Коноп помедлил с ответом.
- Все как-то не получалось… Тех, кого я любил и на ком бы женился, моя персона не интересовала. А кому я был интересен, те мне почему-то не подходили… А потом с годами становишься осторожнее…
- А Долина Андреевна?
После продолжительной паузы Коноп неопределенно сказал:
- Много рассуждает…
- Эгей! Есть кто тут? - послышался голос Гавриила Никандровича. - Ворота нараспашку, механика нет.

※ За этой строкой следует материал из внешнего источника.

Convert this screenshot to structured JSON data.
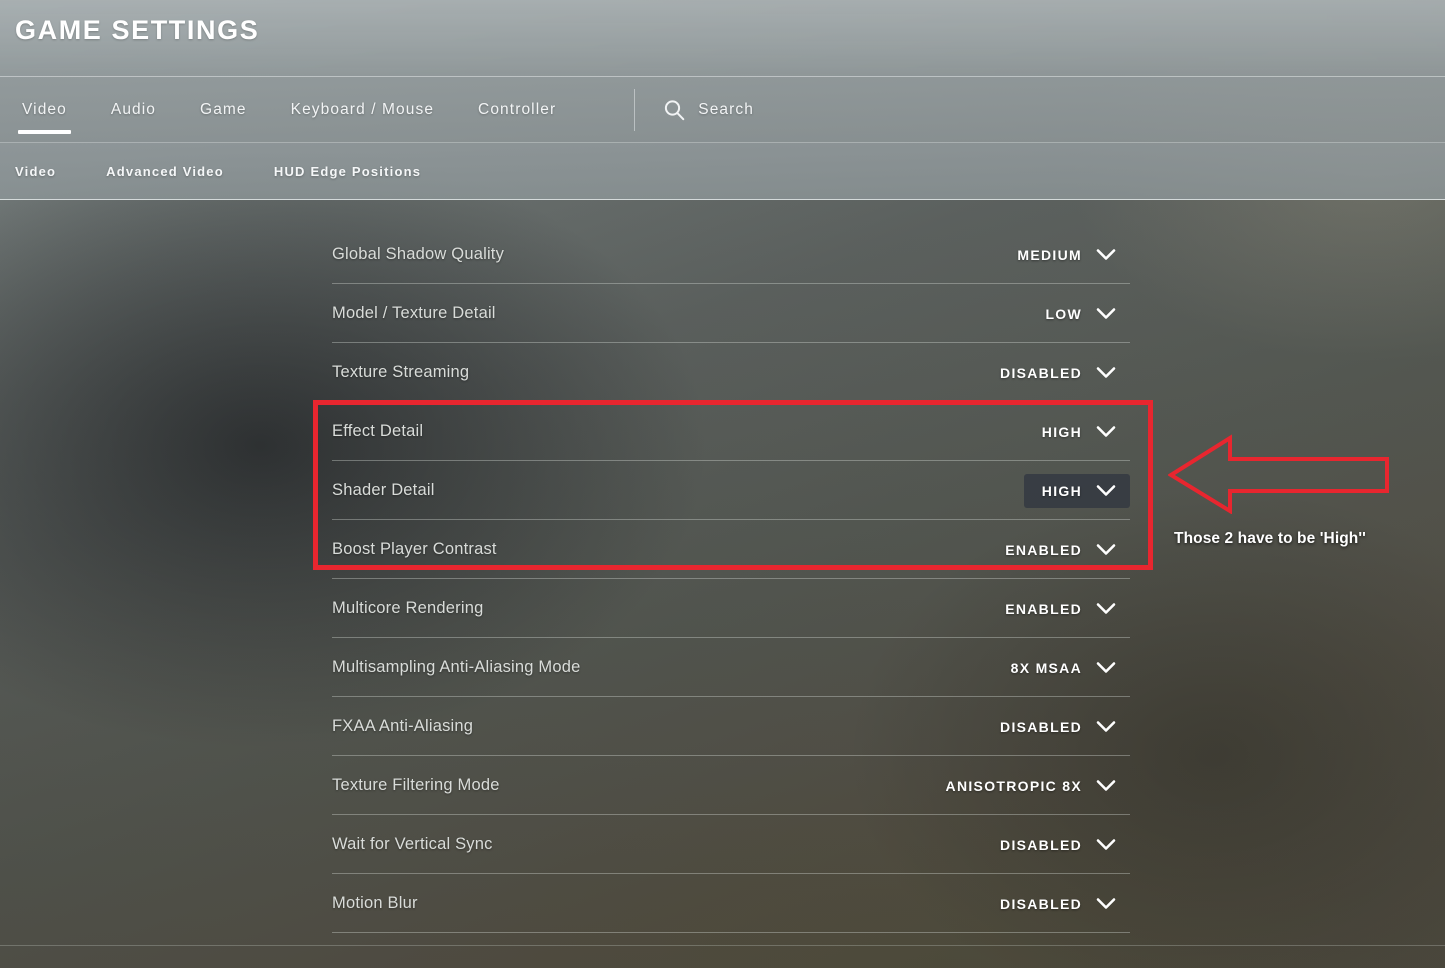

- Как нет? - весело отозвался Коноп, видимо обрадованный тем, что прервался трудный для него разговор. - Мы тут! Чай пьем!
Гавриил Никандрович поздоровался с Тутрилем и спросил:
- А как машина, готова?
- Товарищ директор! - укоризненно произнес Коноп. - Когда было такое, чтобы у Конопа не была готова машина?
- Это уж точно, - удовлетворенно произнес Гавриил Никандрович. - Ну, а если так, то через двадцать минут можем выезжать. Значит, вы с нами, Иван Оннович?
- До яранги Токо, - ответил Тутриль.
- Добре, - сказал Гавриил Никандрович.
10
Вездеход, гремя гусеницами, круша снег, медленно проехал по главной улице селения. Гавриил Никандрович, уступивший переднее сиденье Тутрилю, гудел за спиной, стараясь перекричать шум двигателя:
- Как сойдет снег - прекращаем ездить на вездеходе в черте селения. Такое постановление вынес на совете Роптын. Чтобы не нарушать почву.
Вездеход, ныряя в сугробах, как будто судно в волнах, пронесся мимо последнего домика, оставил слева вертолетную площадку и вырвался в открытую тундру, полную солнца и сверкающего снега.
Проехав немного по снежной целине, машина повернула к морю и, держась границы торосов и покрытого снегом берега, помчалась вперед, взметывая позади искрошенный гусеницами снег.
Коноп, видимо, старался показать Тутрилю свое умение водить вездеход и держал высокую скорость. Сидевший на узкой железной скамье Гавриил Никандрович только покряхтывал.
Не прошло и часа, как на мысу показалась яранга Токо.
Она резко выделялась на снегу. От чуть заостренной конусом крыши шел дымок.
Тутриль ощутил волнение и подумал, что вот так, наверное, волновался путник в далекие времена, когда после долгого пути по белой пустыне, среди холода и одиночества, он вдруг видел перед собой знак живой жизни, человеческое жилье.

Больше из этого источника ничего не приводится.